Mark Haslam, Environment Manager for the Environment Agency added: “We have partnered with the BACKLIT Gallery in Nottingham and artist Joshua Sofaer to produce ‘Regulated Exhibition – a plastic human’ as part of our community engagement. Much of the plastic waste produced by individuals in the country ends up being sorted, processed, and disposed of at sites regulated by the Environment Agency.
“The focus of the exhibition is to engage local communities to consider plastic usage through a sustainability lens. It also provides an ideal opportunity to raise awareness around the role the Environment Agency plays in protecting the environment through its regulation.
“This is the first time we have worked with the arts sector in the East Midlands to highlight environmental issues and show how the Environment Agency regulates and manages waste. We’re sure the exhibition will be highly successful in increasing awareness of how we all need to reduce, reuse, and recycle more of our waste and resources.”

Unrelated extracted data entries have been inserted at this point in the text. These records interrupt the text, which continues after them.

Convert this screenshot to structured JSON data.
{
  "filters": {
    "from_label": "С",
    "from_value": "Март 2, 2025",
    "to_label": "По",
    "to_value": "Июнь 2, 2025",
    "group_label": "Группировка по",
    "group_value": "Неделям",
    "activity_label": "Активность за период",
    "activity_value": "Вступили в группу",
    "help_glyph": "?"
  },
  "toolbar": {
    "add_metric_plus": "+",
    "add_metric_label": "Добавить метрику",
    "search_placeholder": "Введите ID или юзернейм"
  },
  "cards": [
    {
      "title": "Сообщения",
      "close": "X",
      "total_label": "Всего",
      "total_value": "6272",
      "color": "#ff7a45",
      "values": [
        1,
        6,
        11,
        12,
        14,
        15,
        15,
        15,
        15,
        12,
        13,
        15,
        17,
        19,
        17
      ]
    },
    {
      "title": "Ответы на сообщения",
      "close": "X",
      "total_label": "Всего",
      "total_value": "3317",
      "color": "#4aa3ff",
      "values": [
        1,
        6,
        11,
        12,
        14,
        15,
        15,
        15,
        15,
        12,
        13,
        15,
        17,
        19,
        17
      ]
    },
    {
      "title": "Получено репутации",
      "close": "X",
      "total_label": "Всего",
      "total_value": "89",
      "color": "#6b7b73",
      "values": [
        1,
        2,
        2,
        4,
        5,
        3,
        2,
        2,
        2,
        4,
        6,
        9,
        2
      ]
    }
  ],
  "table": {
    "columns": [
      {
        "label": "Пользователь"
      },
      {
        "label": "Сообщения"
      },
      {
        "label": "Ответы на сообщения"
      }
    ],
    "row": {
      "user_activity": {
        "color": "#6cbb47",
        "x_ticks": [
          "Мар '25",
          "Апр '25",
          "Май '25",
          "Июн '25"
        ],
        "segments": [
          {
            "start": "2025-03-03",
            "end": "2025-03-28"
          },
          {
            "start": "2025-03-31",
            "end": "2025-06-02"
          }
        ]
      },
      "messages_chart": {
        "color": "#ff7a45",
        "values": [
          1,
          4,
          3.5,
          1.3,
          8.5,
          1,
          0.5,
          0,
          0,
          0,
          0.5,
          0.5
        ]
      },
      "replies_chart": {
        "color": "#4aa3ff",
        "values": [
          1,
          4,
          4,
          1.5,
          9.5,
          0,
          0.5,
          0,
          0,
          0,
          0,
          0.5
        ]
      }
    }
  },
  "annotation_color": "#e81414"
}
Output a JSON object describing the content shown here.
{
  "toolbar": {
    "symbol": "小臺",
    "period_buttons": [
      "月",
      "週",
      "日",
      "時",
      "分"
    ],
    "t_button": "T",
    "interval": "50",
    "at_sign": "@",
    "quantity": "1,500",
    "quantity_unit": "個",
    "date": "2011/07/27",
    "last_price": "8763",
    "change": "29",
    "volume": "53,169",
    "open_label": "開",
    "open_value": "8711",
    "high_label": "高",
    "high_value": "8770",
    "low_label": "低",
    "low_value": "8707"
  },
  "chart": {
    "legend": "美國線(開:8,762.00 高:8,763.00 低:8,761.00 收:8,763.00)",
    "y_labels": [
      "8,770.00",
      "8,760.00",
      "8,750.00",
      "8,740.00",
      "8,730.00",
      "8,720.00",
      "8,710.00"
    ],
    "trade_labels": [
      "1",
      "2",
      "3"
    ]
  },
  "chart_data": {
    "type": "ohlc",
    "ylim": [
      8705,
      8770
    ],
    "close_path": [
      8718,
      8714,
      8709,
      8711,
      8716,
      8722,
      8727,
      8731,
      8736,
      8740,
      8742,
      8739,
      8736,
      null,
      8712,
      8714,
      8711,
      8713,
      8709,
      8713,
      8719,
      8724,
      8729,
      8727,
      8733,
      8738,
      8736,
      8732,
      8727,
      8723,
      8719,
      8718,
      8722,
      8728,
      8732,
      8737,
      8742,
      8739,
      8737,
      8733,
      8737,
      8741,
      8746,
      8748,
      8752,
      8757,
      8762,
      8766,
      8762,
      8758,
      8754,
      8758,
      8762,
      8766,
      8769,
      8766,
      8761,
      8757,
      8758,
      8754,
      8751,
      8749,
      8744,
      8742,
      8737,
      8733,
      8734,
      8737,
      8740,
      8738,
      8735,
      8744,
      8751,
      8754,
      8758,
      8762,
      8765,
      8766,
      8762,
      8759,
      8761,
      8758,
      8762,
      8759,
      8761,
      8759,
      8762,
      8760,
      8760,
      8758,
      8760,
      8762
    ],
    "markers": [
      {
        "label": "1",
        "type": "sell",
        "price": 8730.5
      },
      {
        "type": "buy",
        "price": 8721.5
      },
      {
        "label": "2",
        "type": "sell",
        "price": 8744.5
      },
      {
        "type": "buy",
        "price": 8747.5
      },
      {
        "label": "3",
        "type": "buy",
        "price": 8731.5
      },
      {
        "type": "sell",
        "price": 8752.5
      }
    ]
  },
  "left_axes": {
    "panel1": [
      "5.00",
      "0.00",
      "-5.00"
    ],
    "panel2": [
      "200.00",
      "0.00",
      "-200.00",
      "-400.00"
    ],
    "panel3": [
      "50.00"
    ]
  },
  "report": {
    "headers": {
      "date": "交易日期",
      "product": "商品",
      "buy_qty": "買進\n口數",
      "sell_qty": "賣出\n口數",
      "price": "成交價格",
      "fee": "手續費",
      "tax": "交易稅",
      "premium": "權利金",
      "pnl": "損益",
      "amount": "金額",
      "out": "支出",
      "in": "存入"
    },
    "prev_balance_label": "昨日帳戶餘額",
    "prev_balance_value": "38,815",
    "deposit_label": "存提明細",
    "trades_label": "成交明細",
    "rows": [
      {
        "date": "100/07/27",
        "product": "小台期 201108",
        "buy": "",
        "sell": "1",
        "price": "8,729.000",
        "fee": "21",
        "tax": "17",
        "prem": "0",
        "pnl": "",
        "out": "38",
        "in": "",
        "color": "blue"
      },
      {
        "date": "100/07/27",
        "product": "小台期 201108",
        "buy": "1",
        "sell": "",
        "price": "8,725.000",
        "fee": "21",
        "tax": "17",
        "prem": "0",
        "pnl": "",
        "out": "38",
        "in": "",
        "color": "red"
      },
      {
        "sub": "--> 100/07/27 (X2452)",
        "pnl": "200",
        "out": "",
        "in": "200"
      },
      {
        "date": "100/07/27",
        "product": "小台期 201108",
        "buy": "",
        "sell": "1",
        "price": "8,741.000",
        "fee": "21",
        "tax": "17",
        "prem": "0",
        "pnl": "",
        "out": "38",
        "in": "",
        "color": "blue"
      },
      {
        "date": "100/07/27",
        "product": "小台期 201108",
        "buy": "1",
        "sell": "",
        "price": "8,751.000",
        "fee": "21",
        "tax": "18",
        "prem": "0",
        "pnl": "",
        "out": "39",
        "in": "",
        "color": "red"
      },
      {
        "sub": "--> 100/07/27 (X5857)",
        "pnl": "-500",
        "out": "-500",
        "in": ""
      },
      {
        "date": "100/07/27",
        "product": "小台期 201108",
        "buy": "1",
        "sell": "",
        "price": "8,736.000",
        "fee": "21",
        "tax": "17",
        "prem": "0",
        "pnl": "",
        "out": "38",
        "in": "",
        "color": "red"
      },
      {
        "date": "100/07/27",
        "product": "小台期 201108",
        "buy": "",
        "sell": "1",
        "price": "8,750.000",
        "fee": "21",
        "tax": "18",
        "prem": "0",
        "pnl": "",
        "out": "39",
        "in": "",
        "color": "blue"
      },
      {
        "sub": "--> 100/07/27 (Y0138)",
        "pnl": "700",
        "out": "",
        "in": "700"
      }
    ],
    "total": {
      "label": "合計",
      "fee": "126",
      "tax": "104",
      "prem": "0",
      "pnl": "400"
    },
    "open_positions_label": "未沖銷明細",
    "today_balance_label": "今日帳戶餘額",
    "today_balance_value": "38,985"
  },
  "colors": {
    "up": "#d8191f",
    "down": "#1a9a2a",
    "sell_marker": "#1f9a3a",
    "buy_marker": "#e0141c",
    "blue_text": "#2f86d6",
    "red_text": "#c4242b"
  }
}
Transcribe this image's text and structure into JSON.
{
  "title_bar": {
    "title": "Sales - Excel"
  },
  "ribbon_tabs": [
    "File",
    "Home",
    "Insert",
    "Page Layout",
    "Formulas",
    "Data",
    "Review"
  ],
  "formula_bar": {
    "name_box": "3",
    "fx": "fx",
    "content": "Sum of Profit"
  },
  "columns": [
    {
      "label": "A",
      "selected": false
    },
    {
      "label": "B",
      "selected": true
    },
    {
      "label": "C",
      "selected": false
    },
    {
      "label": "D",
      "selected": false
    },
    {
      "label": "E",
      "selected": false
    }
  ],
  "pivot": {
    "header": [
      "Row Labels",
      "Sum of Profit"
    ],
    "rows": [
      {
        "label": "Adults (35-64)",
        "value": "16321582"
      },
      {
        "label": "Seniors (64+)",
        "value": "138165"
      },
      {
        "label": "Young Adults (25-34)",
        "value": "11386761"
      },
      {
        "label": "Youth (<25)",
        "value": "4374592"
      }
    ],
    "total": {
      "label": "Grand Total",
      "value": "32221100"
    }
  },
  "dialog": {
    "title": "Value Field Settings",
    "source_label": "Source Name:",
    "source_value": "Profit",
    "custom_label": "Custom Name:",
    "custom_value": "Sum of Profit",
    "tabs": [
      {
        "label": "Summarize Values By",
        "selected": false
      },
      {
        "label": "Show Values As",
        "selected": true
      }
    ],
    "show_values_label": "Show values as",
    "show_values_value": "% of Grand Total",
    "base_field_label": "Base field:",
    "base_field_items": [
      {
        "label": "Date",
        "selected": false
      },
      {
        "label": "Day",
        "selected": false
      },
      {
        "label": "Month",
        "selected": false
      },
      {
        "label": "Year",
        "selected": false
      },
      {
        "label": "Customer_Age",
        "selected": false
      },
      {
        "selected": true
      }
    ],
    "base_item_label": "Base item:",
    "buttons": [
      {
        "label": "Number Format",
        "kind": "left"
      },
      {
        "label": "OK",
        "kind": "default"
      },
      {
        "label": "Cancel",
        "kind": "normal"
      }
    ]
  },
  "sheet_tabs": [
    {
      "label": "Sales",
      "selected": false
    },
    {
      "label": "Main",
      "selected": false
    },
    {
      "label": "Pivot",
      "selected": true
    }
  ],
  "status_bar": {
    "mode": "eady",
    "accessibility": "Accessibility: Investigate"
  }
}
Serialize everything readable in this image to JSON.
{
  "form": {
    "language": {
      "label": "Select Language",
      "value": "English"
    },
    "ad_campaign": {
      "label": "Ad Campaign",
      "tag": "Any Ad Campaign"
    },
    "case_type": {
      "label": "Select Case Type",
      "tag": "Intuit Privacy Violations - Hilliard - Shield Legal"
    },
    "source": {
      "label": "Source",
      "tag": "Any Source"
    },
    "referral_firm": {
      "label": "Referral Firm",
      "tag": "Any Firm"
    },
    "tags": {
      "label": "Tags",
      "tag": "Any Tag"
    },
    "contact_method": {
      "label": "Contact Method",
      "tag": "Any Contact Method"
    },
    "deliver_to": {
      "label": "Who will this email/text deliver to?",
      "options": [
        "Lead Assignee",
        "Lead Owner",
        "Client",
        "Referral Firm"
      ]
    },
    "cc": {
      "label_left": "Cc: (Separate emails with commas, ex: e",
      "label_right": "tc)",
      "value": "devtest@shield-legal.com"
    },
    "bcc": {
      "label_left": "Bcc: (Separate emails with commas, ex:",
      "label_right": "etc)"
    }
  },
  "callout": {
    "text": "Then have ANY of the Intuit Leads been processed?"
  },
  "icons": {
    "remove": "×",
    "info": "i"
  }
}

Matthew Chesney, BACKLIT Director and Curator, says of the exhibition: “BACKLIT is delighted to work with the Environment Agency to explore very important conversations around waste produced by the gallery and the environment.
“We are thrilled to work with one of UK’s most exciting artists, Joshua Sofaer whose previous projects have engaged and ignited the public to come together and be accountable for the artwork. This is a chance to use art to enable people to take part and have crucial conversations on how they can make their environment a safer and more enjoyable place.”